The service is registered to provide personal care to people living in their own homes. At the time of the inspection there were 66 older people using the service.

There was no registered manager in place at the time of our visit. A registered manager is a person who has registered with the Care Quality Commission to manage the service. Like registered providers, they are ‘registered persons’. Registered persons have legal responsibility for meeting the requirements in the Health and Social Care Act 2008 and associated Regulations about how the service is run. However the current care manager had recently begun the application process with the Care Quality Commission.

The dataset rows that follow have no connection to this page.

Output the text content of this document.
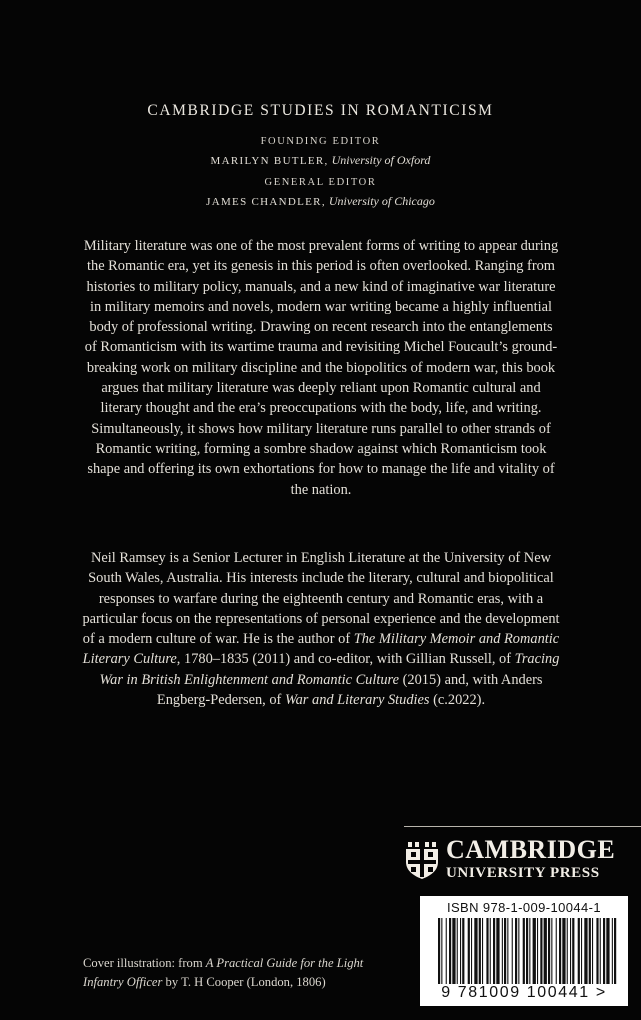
CAMBRIDGE STUDIES IN ROMANTICISM
FOUNDING EDITOR
MARILYN BUTLER, University of Oxford
GENERAL EDITOR
JAMES CHANDLER, University of Chicago

Military literature was one of the most prevalent forms of writing to appear during the Romantic era, yet its genesis in this period is often overlooked. Ranging from histories to military policy, manuals, and a new kind of imaginative war literature in military memoirs and novels, modern war writing became a highly influential body of professional writing. Drawing on recent research into the entanglements of Romanticism with its wartime trauma and revisiting Michel Foucault’s ground-breaking work on military discipline and the biopolitics of modern war, this book argues that military literature was deeply reliant upon Romantic cultural and literary thought and the era’s preoccupations with the body, life, and writing. Simultaneously, it shows how military literature runs parallel to other strands of Romantic writing, forming a sombre shadow against which Romanticism took shape and offering its own exhortations for how to manage the life and vitality of the nation.

Neil Ramsey is a Senior Lecturer in English Literature at the University of New South Wales, Australia. His interests include the literary, cultural and biopolitical responses to warfare during the eighteenth century and Romantic eras, with a particular focus on the representations of personal experience and the development of a modern culture of war. He is the author of The Military Memoir and Romantic Literary Culture, 1780–1835 (2011) and co-editor, with Gillian Russell, of Tracing War in British Enlightenment and Romantic Culture (2015) and, with Anders Engberg-Pedersen, of War and Literary Studies (c.2022).

CAMBRIDGE
UNIVERSITY PRESS
ISBN 978-1-009-10044-1
9 781009 100441 >
Cover illustration: from A Practical Guide for the Light Infantry Officer by T. H Cooper (London, 1806)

Our previous inspection on 9 September 2015 found a breach of three legal requirements. We asked the provider to make improvements to ensure staff employed had relevant safety checks in place and that there were effective auditing systems for quality. We also asked the provider to ensure effective systems were in place to obtain lawful consent in accordance with the Mental Capacity act 2005 (MCA), and that staff understood these.

We found at this inspection that sufficient improvements had been made regarding these areas. This meant that at this inspection we concluded that the provider was no longer in breach of any legal requirements.

People and their relatives told us that people were safe using the service. Staff were trained in adult safeguarding procedures and knew what to do if they considered someone was at risk of harm, or if they needed to report concerns.

There were systems in place to identify risks and protect people from harm. Risk assessments were in place and carried out by staff that were competent to do so. Risk assessments recorded what action staff should take if someone was at risk and referrals were made to appropriate health care professionals to minimise risk going forward.

There were sufficient staff to keep people safe and meet their needs, and the management team had in place safe recruitment procedures. Staff were competent with medicines management and could explain the processes that were followed. Policies and procedures were in place to guide staff in relation to the Mental Capacity Act 2005. The management team understood that there should be processes in place for ensuring decisions were made in people’s best interests. Staff sought consent from people and recorded this.

Staff were caring, knew people well, and supported people in a dignified and respectful way. Staff maintained people’s privacy. People and their relatives felt that staff were understanding of people’s needs and had positive working relationships with people.

The service provided individualised care according to each person’s needs and preferences. People and their relatives were involved in assessment and reviews of their needs. Staff had knowledge of changing needs and supported people to make positive changes to their care plans.

People and staff knew how to raise concerns and these were dealt with appropriately. The views of people, relatives, health and social care professionals were sought as part of the quality assurance process. Quality assurance systems were in place to regularly review the quality of the service that was provided.